Cent jours autour du monde
Tanguy Viel #11
Russie 15 juillet 2018

Extrait d'une chronique d'un tour du monde sans avion, en cargo, en train, en voiture, d'est en ouest et dans l'hémisphère nord, effectué en ce printemps 2018, par Christian Garcin et Tanguy Viel. 
L'intégralité de ces textes paraîtra aux éditions Lattès au printemps 2019.

 

Russie – 15 juillet 2018

Dans la chronique précédente, j'essayais de partager ce sentiment de profondeur aquatique qui peut s'emparer de soi à mesure des semaines passées hors de son foyer, du genre de profondeur qui développe ses symptômes de vertige et d'ivresse, pour cette raison simple, biologique peut-être, que la durée du voyage et son étendue dans l'espace ont fini par nous déposer quelque part dans un temps trouble et presque indéfini, là où des courants tièdes et sous-marins semblent nous transporter et entremêlent toutes les images accumulées.

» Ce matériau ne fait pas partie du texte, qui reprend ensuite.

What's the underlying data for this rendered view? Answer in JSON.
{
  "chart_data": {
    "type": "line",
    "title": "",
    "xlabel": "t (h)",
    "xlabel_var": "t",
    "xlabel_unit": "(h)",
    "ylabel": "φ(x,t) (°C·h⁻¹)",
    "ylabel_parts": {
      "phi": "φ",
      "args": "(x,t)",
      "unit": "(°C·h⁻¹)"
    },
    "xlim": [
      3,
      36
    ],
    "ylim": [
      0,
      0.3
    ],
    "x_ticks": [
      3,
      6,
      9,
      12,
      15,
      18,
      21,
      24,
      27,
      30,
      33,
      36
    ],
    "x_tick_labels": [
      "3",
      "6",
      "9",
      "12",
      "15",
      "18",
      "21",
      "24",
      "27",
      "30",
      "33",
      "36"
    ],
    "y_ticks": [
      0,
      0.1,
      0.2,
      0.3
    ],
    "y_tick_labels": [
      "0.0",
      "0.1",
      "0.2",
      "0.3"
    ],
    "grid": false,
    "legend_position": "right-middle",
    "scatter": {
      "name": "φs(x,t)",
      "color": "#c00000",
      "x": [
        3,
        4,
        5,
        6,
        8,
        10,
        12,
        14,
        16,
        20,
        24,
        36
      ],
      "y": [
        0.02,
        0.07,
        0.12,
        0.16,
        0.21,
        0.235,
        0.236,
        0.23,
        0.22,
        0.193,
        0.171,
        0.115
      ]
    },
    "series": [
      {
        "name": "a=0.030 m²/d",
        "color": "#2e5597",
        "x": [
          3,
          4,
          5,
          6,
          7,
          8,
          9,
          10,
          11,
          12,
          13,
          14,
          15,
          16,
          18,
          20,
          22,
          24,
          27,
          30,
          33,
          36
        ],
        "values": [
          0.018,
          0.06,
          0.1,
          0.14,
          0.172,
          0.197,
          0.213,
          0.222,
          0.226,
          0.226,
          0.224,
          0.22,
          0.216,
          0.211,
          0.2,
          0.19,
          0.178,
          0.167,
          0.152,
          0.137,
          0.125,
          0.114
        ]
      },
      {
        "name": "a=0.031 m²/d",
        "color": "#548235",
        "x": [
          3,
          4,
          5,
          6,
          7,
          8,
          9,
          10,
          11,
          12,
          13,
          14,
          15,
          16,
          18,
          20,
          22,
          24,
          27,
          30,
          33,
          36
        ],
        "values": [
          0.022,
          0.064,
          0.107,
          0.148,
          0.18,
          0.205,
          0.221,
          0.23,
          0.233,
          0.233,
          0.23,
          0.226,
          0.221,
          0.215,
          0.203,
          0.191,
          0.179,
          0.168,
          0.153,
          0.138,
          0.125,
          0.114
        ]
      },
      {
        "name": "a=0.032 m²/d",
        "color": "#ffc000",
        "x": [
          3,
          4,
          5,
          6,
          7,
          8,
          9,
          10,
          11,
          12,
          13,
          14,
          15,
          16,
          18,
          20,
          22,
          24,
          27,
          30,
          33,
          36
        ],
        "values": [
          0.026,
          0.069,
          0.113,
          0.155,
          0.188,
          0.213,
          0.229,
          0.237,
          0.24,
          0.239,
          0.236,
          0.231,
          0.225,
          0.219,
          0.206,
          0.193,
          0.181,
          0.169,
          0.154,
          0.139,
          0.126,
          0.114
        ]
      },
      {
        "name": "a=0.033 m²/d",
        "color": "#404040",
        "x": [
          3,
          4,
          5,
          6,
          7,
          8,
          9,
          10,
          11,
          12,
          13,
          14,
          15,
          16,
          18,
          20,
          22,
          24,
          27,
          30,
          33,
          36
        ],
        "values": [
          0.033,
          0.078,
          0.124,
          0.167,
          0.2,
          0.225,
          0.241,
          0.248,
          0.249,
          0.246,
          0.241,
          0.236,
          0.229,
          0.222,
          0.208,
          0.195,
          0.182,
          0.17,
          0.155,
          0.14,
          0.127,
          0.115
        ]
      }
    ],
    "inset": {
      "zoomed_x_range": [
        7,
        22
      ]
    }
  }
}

Voilà qu'après trois mois, il m'arrive de laisser défiler intérieurement le trajet effectué depuis notre départ, et c'est alors étrange de voir apparaître depuis ce fond narcotique, et comme en contre-plongée, le port de Marseille un jour d'avril, ou bien l'agitation de l'Atlantique, ou bien certaines lumières d'Amérique, aussi bien l'eau bleue du Pacifique et les vallées du Japon, de là jusqu'aux laminaires du Baïkal en passant par Shanghai et puis la Mandchourie. Dans la chronique précédente, j'essayais de dire aussi comment certains lieux reculés risquaient d'augmenter ce sentiment de profondeur, le provoquer ou le renforcer : au bord du lac Baïkal, à l'ombre des pins sibériens, il est ainsi probable que nous ayons touché le fond de ce voyage, le vertige de son épaisseur, comme dans ce vieux bathyscaphe qui explore les fonds du lac et dont on peut reproduire virtuellement l'expérience dans le petit musée de Listvianka : là, une jeune fille au chemisier tout droit sorti d'un film soviétique vous ouvre en souriant la porte jaune d'un faux sous-marin, écrit dessus « Baïkal diving », et vous invite à regarder par les hublots l'illusion d'une descente au fond du lac. Un petit écran noir et blanc fait office de profondimètre, de sorte qu'on sache que virtuellement, on y descend jusqu'à 1637 mètres. Virtuellement, j'ai vu défiler devant moi tous les poissons du Baïkal, les phoques et les omouls et toutes les roches qui tombent en escalier vers l'obscurité, et tous les organismes qui ont décidé de vivre au fond des failles.